Mr. Speaker, I find Bill C-293 both puzzling and troubling. Contrary to what the previous member suggested, the bill does not right a wrong. If enacted, it will pave the way potentially for far greater wrongs. I need only quote from the renowned Justice Louise Arbour, who said, in dealing with previous concerns regarding the treatment of prisoners:
One must resist the temptation to trivialize the infringement of prisoners' rights as either an insignificant infringement of rights, or as an infringement of the rights of people who do not deserve any better. When a right has been granted by law, it is no less important that such right be respected because the person entitled to it is a prisoner.
One would presume that these amendments came forward in response to the recommendations of the federal Correctional Investigator. The federal Correctional Investigator came forward with strong recommendations as a result of the very tragic case of Ashley Smith.
What were the facts in the case of Ashley Smith? Fourteen-year-old Ashley Smith was put in prison because she threw crab apples at a postman and she was shunted from institution to institution. Because it appeared she was under stress and had some mental health problems, she was violating certain rules in the prison. As a result, she went from solitary confinement, then to prison and to another prison. In the end, the sad case of Ashley Smith was that the prison officer sat and watched her die from self-strangulation. As a result of the tragic death of this young women and the failure of the prison guards to protect her interests, there were a number of investigations.
One of the investigations was by the federal Correctional Investigator. One thing he found was that her final grievance remained in the prison grievance box two and a half months after her death. Today we hear that there are inappropriate administrative duties on prison officers. There actually are corrections officer rules that require that box be emptied every day.
What was the nature of Ashley's complaints filed as grievances? The Correctional Investigator quoted a number of them, which I do not have time to go into. However, in his report the investigator found that there was improper designation of her grievances. They were found to be insignificant when he found that they were in fact serious. There was a failure to provide written responses as required by the prison directives. There was a failure to discuss her complaints with her and the responses were prepared well after she was transferred to other institutions. All of her complaints were responded to in an inappropriate way and not compliant with corrections policy.
Despite the heightened duty of vigilance due to her condition of confinement, there was a failure to observe her basic human rights. This was a tragic and avoidable death and the investigator made a number of recommendations. He recommended, contrary to what the hon. member has tabled, the following:
I recommend that all grievances related to the conditions of confinement or treatment in segregation be referred as a priority to the institutional head and be immediately addressed.
I recommend, once again, that the Correctional Service immediately commission an external review of its operations and policies in the area of inmate grievances to ensure fair and expeditious resolution of offenders' complaints and grievances at all levels of the process.

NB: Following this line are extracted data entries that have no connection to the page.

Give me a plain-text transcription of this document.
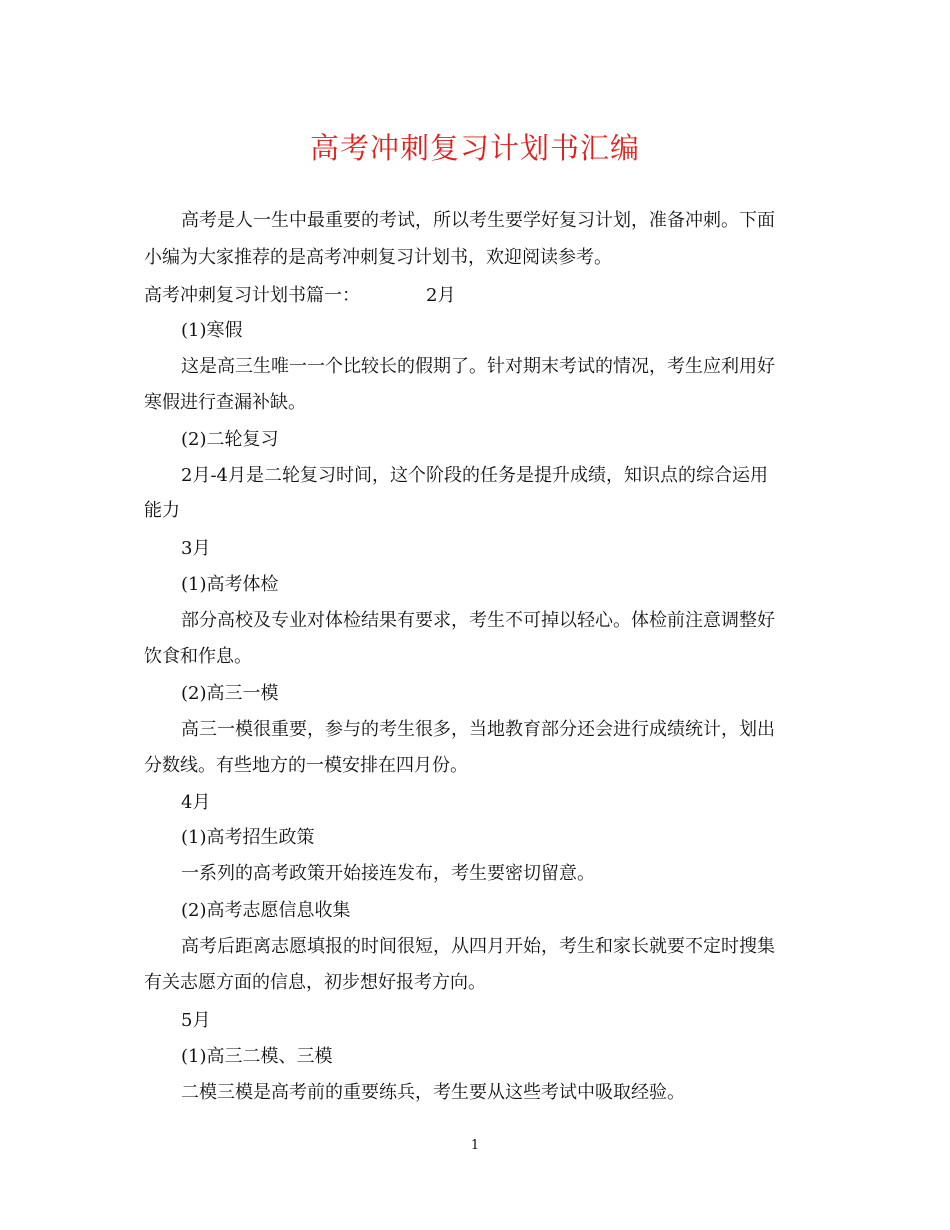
高考冲刺复习计划书汇编
高考是人一生中最重要的考试，所以考生要学好复习计划，准备冲刺。下面
小编为大家推荐的是高考冲刺复习计划书，欢迎阅读参考。
高考冲刺复习计划书篇一：	2月
(1)寒假
这是高三生唯一一个比较长的假期了。针对期末考试的情况，考生应利用好
寒假进行查漏补缺。
(2)二轮复习
2月-4月是二轮复习时间，这个阶段的任务是提升成绩，知识点的综合运用
能力
3月
(1)高考体检
部分高校及专业对体检结果有要求，考生不可掉以轻心。体检前注意调整好
饮食和作息。
(2)高三一模
高三一模很重要，参与的考生很多，当地教育部分还会进行成绩统计，划出
分数线。有些地方的一模安排在四月份。
4月
(1)高考招生政策
一系列的高考政策开始接连发布，考生要密切留意。
(2)高考志愿信息收集
高考后距离志愿填报的时间很短，从四月开始，考生和家长就要不定时搜集
有关志愿方面的信息，初步想好报考方向。
5月
(1)高三二模、三模
二模三模是高考前的重要练兵，考生要从这些考试中吸取经验。
1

What do we find in the bill here? How does this bill respond to what the Correctional Investigator found? He found that corrections institutions were failing immeasurably in honouring the basic right of considering the grievances. This bill has the opposite effect.

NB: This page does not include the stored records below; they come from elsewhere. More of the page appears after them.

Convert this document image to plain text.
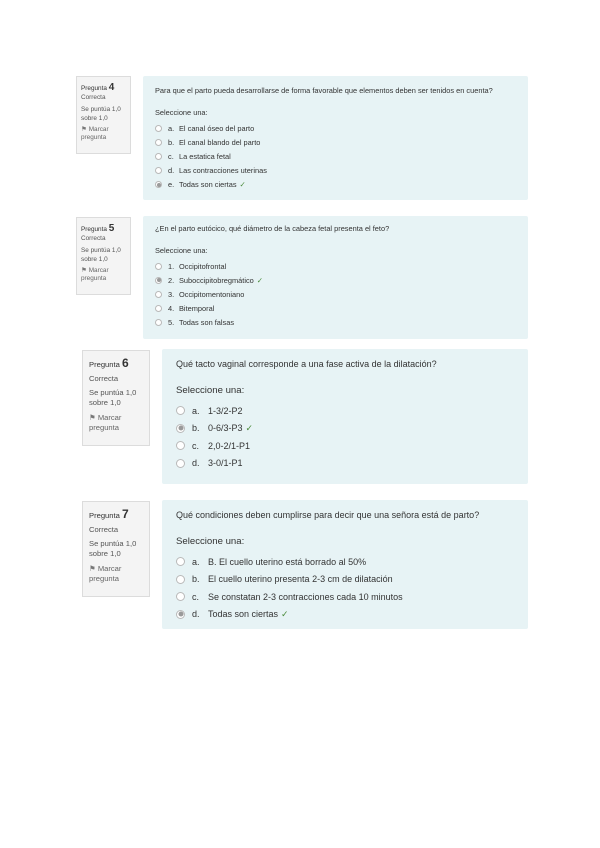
Pregunta 4
Correcta
Se puntúa 1,0 sobre 1,0
⚑ Marcar pregunta
Para que el parto pueda desarrollarse de forma favorable que elementos deben ser tenidos en cuenta?
Seleccione una:
a. El canal óseo del parto
b. El canal blando del parto
c. La estatica fetal
d. Las contracciones uterinas
e. Todas son ciertas ✓
Pregunta 5
Correcta
Se puntúa 1,0 sobre 1,0
⚑ Marcar pregunta
¿En el parto eutócico, qué diámetro de la cabeza fetal presenta el feto?
Seleccione una:
1. Occipitofrontal
2. Suboccipitobregmático ✓
3. Occipitomentoniano
4. Bitemporal
5. Todas son falsas
Pregunta 6
Correcta
Se puntúa 1,0 sobre 1,0
⚑ Marcar pregunta
Qué tacto vaginal corresponde a una fase activa de la dilatación?
Seleccione una:
a. 1-3/2-P2
b. 0-6/3-P3 ✓
c. 2,0-2/1-P1
d. 3-0/1-P1
Pregunta 7
Correcta
Se puntúa 1,0 sobre 1,0
⚑ Marcar pregunta
Qué condiciones deben cumplirse para decir que una señora está de parto?
Seleccione una:
a. B. El cuello uterino está borrado al 50%
b. El cuello uterino presenta 2-3 cm de dilatación
c. Se constatan 2-3 contracciones cada 10 minutos
d. Todas son ciertas ✓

This bill, contrary to due process, gives complete discretion to the regional deputy commissioner or the commissioner or any delegate. In other words, it could be totally within the discretion of any corrections officer to designate somebody as a vexatious prisoner. There are no criteria, there is no process, and in fact the commissioner, or the person making the designation, does not even have to inform the prisoner in writing until after the designation is made.
There is some reference to having a conversation with the prisoner about the process. This is a complete violation of due process. We live in a country of due process. That is how we are made. That is why we are honoured to be a member of the United Nations: we operate by the rule of law and due process. That means we follow basic principles.
This bill violates all of those principles.
Then the prisoner is going to be denied, potentially for a whole year, even the opportunity to raise any kind of grievance. Again, let us remember that we are including the rising numbers of prisoners who are suffering from mental health issues, as documented by the corrections investigator and a number of officials. As a result, there is a high probability that in this process, anybody in the prison could designate somebody with a significant mental health issue, and they will be silenced.
What is the solution? What is the redress for this prisoner? Well, the prisoner can go to court--this from the very government that criticizes us all the time over the possibility that we might table bills that might be litigious. This is the very government that castigated me for daring to table an environmental bill of rights that would simply have allowed Canadians the right to go to court if the government failed to be transparent, open and participatory.
As for the right to go to court, these are prisoners who have been denied the ability to even file a grievance, and we are supposed to believe that they are going to be given access to the courts. As my colleague on this side of the House suggested after the bill was first presented, why is there not a more reasonable mechanism? Why is there not an independent mediator within the prison system, who could come in the same way that many independent people do to make sure prisoners are being treated appropriately? Why not consider some other kind of mechanism?
I hope the member who tabled this bill will give serious consideration, if her bill proceeds, to sending it to committee to be measurably amended, so that at least the government, if it sides with this bill, will show that it is siding with due process of law and human rights.